Le travail agricole n’est possible que dans les champs qui bordent les villages serbes, les zones plus éloignées étant dangereuses ou carrément usurpées par d’autres agriculteurs albanais. Le souvenir de ces 14 agriculteurs serbes assassinés le 23 juillet 1999 à côté de Lipljan alors qu’ils moissonnaient hante encore toutes les mémoires. Les paysans se trouvent dans l’obligation de cultiver de petites parcelles dont le rendement est insuffisant pour vivre convenablement. La plupart des Serbes survivent grâce à un potager, grâce à quelques poules, ils se chargent de la coupe du bois ainsi que de l’affinage du fromage de vaches ou de chèvres. L’enclave de Banja près de Rudnik a connu il y a quelques années de cela un évènement qui peut paraître anodin à première vue mais qui révèle ô combien la vie d’une enclave peut basculer à tout moment.

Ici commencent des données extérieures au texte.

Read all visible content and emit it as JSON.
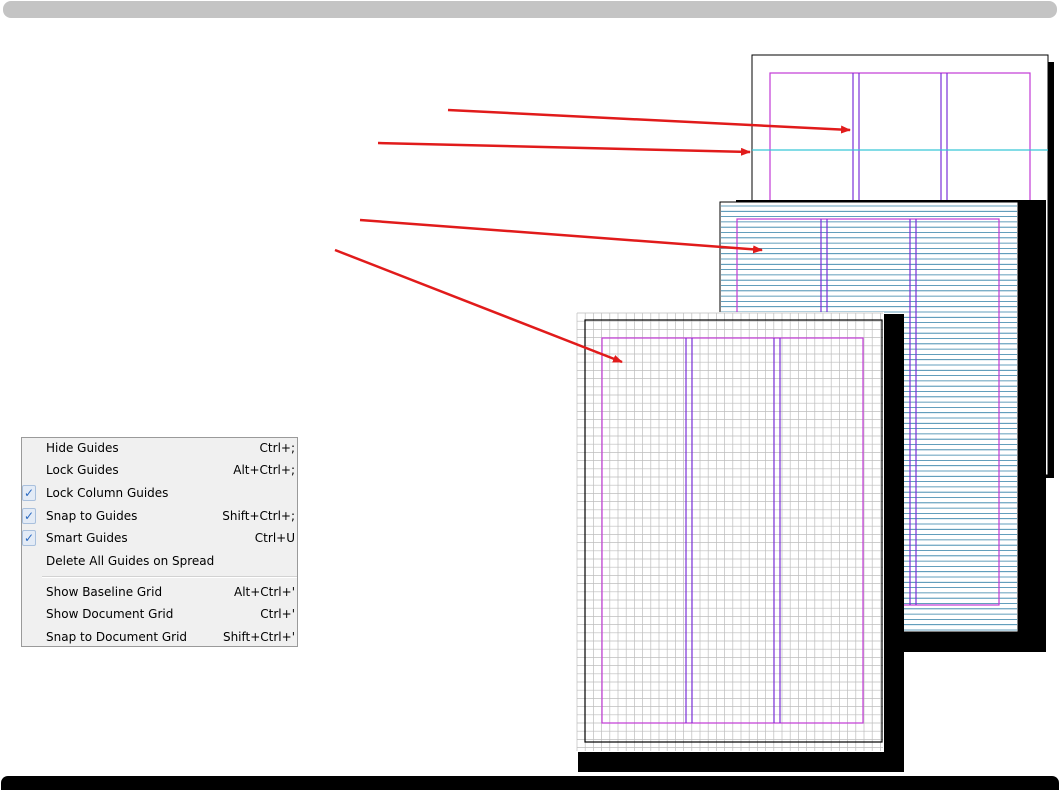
{
  "menu": {
    "items": [
      {
        "label": "Hide Guides",
        "shortcut": "Ctrl+;",
        "checked": false
      },
      {
        "label": "Lock Guides",
        "shortcut": "Alt+Ctrl+;",
        "checked": false
      },
      {
        "label": "Lock Column Guides",
        "shortcut": "",
        "checked": true
      },
      {
        "label": "Snap to Guides",
        "shortcut": "Shift+Ctrl+;",
        "checked": true
      },
      {
        "label": "Smart Guides",
        "shortcut": "Ctrl+U",
        "checked": true
      },
      {
        "label": "Delete All Guides on Spread",
        "shortcut": "",
        "checked": false
      },
      {
        "label": "Show Baseline Grid",
        "shortcut": "Alt+Ctrl+'",
        "checked": false
      },
      {
        "label": "Show Document Grid",
        "shortcut": "Ctrl+'",
        "checked": false
      },
      {
        "label": "Snap to Document Grid",
        "shortcut": "Shift+Ctrl+'",
        "checked": false
      }
    ],
    "check_glyph": "✓"
  },
  "colors": {
    "margin_guide": "#c23ad6",
    "column_guide": "#7a2fd8",
    "ruler_guide": "#37c6d8",
    "baseline_grid": "#2f7fa6",
    "document_grid": "#bdbdbd",
    "arrow": "#e11b1b"
  }
}
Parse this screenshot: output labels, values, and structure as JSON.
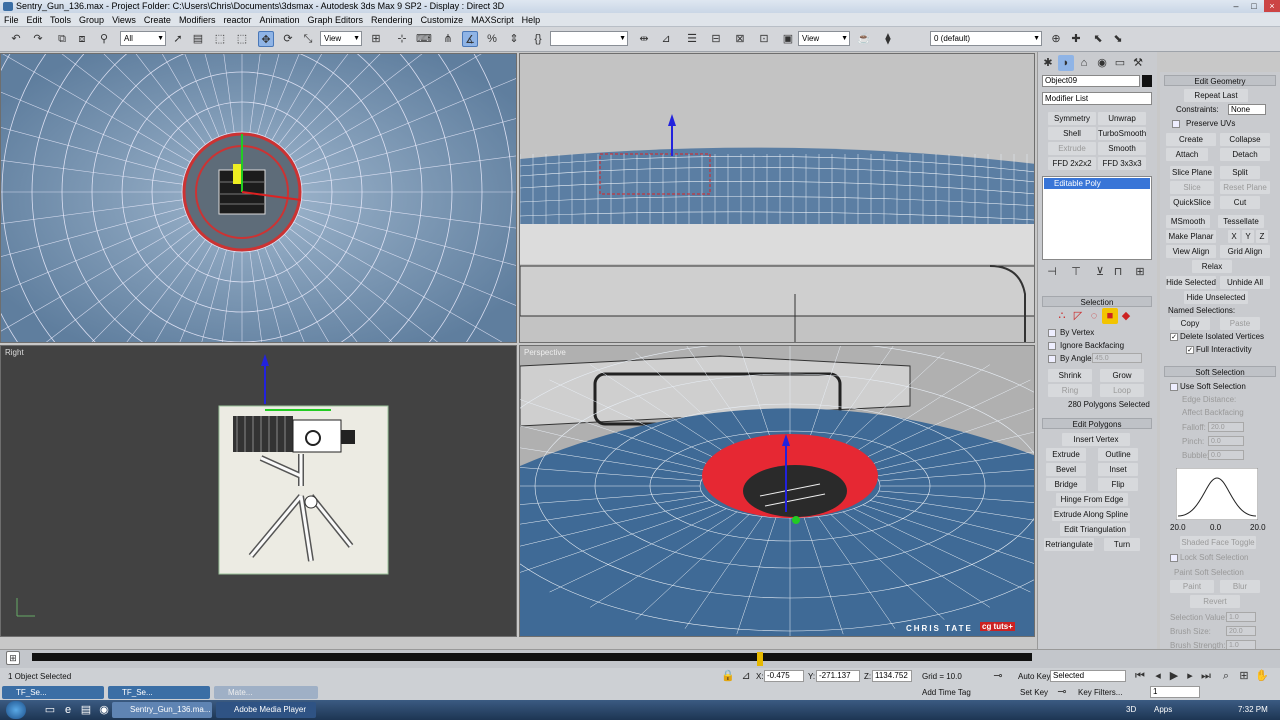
{
  "window": {
    "title": "Sentry_Gun_136.max    - Project Folder: C:\\Users\\Chris\\Documents\\3dsmax    - Autodesk 3ds Max 9 SP2    - Display : Direct 3D"
  },
  "menu": [
    "File",
    "Edit",
    "Tools",
    "Group",
    "Views",
    "Create",
    "Modifiers",
    "reactor",
    "Animation",
    "Graph Editors",
    "Rendering",
    "Customize",
    "MAXScript",
    "Help"
  ],
  "toolbar": {
    "selection_filter": "All",
    "ref_coord": "View",
    "ref_coord2": "View",
    "named_sel": "",
    "layer": "0 (default)",
    "snap_angle_label": "3D"
  },
  "viewports": {
    "top_left_label": "",
    "top_right_label": "",
    "bottom_left_label": "Right",
    "bottom_right_label": "Perspective",
    "watermark": "CHRIS TATE",
    "watermark_brand": "cg tuts+"
  },
  "command_panel": {
    "object_name": "Object09",
    "modifier_list": "Modifier List",
    "modifier_buttons": [
      "Symmetry",
      "Unwrap UVW",
      "Shell",
      "TurboSmooth",
      "Extrude",
      "Smooth",
      "FFD 2x2x2",
      "FFD 3x3x3"
    ],
    "stack_item": "Editable Poly",
    "selection_header": "Selection",
    "by_vertex": "By Vertex",
    "ignore_backfacing": "Ignore Backfacing",
    "by_angle": "By Angle:",
    "by_angle_value": "45.0",
    "shrink": "Shrink",
    "grow": "Grow",
    "ring": "Ring",
    "loop": "Loop",
    "selected_count": "280 Polygons Selected",
    "edit_polygons_header": "Edit Polygons",
    "insert_vertex": "Insert Vertex",
    "extrude": "Extrude",
    "outline": "Outline",
    "bevel": "Bevel",
    "inset": "Inset",
    "bridge": "Bridge",
    "flip": "Flip",
    "hinge_from_edge": "Hinge From Edge",
    "extrude_along_spline": "Extrude Along Spline",
    "edit_triangulation": "Edit Triangulation",
    "retriangulate": "Retriangulate",
    "turn": "Turn"
  },
  "rollout": {
    "edit_geometry_header": "Edit Geometry",
    "repeat_last": "Repeat Last",
    "constraints_label": "Constraints:",
    "constraints_value": "None",
    "preserve_uvs": "Preserve UVs",
    "create": "Create",
    "collapse": "Collapse",
    "attach": "Attach",
    "detach": "Detach",
    "slice_plane": "Slice Plane",
    "split": "Split",
    "slice": "Slice",
    "reset_plane": "Reset Plane",
    "quickslice": "QuickSlice",
    "cut": "Cut",
    "msmooth": "MSmooth",
    "tessellate": "Tessellate",
    "make_planar": "Make Planar",
    "x": "X",
    "y": "Y",
    "z": "Z",
    "view_align": "View Align",
    "grid_align": "Grid Align",
    "relax": "Relax",
    "hide_selected": "Hide Selected",
    "unhide_all": "Unhide All",
    "hide_unselected": "Hide Unselected",
    "named_selections": "Named Selections:",
    "copy": "Copy",
    "paste": "Paste",
    "delete_isolated": "Delete Isolated Vertices",
    "full_interactivity": "Full Interactivity",
    "soft_selection_header": "Soft Selection",
    "use_soft_selection": "Use Soft Selection",
    "edge_distance": "Edge Distance:",
    "affect_backfacing": "Affect Backfacing",
    "falloff": "Falloff:",
    "pinch": "Pinch:",
    "bubble": "Bubble:",
    "falloff_val": "20.0",
    "pinch_val": "0.0",
    "bubble_val": "0.0",
    "curve_left": "20.0",
    "curve_mid": "0.0",
    "curve_right": "20.0",
    "shaded_face_toggle": "Shaded Face Toggle",
    "lock_soft_selection": "Lock Soft Selection",
    "paint_soft_selection": "Paint Soft Selection",
    "paint": "Paint",
    "blur": "Blur",
    "revert": "Revert",
    "selection_value": "Selection Value:",
    "brush_size": "Brush Size:",
    "brush_strength": "Brush Strength:",
    "sel_val": "1.0",
    "brush_size_val": "20.0",
    "brush_strength_val": "1.0"
  },
  "timeline": {
    "frame": "0 / 100"
  },
  "status": {
    "objects_selected": "1 Object Selected",
    "x_label": "X:",
    "x": "-0.475",
    "y_label": "Y:",
    "y": "-271.137",
    "z_label": "Z:",
    "z": "1134.752",
    "grid": "Grid = 10.0",
    "add_time_tag": "Add Time Tag",
    "auto_key": "Auto Key",
    "auto_key_mode": "Selected",
    "set_key": "Set Key",
    "key_filters": "Key Filters...",
    "frame_spinner": "1"
  },
  "mini_tabs": [
    "TF_Se...",
    "TF_Se...",
    "Mate..."
  ],
  "taskbar": {
    "items": [
      "Sentry_Gun_136.ma...",
      "Adobe Media Player"
    ],
    "tray_3d": "3D",
    "tray_apps": "Apps",
    "clock": "7:32 PM"
  }
}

Les Albanais avaient volé dans ce village de 300 habitants un tracteur, du bois et quelques vaches. Cet évènement ne risque pas d’émouvoir ou d’interpeller un haut fonctionnaire européen qui lit un épais rapport sur le Kosovo depuis son bureau bruxellois. Pas plus que ce vol ne choquera l’opinion française, trop habituée à lire dans les journaux que des dizaines de voitures sont incendiées chaque nuit sur tout le territoire français. Un tracteur au milieu de tout ça, cela semble être bien peu de choses. Il manque en effet une mise en contexte pour comprendre ce fait divers qui nous paraît banal. Car le tracteur volé, était l’unique outil de travail de la petite communauté. Ce bien durable avait été acquit grâce aux cotisations de tous les paysans et sans tracteur le rendement sera encore plus faible. Les vaches coutent chères et permettent d’avoir du beurre, du lait, de la crème et du fromage. Quant on vit dans une enclave on n’a pas de supermarché pour en acheter. Le bois sec volé était l’unique moyen de se chauffer cet hiver. Le nouveau stock de bois est trop vert, il brûlera mal, libèrera moins de calories tout en encrassant les conduits des poêles. On voit ici qu’un simple vol qui passerait inaperçu aux yeux de tous est pourtant d’une gravitée extrême qui met en danger la survie de tout un village. Les vols et les injustices quotidiennes dont sont victimes les Serbes sont autant d’attaques directes à leur présence dans la région.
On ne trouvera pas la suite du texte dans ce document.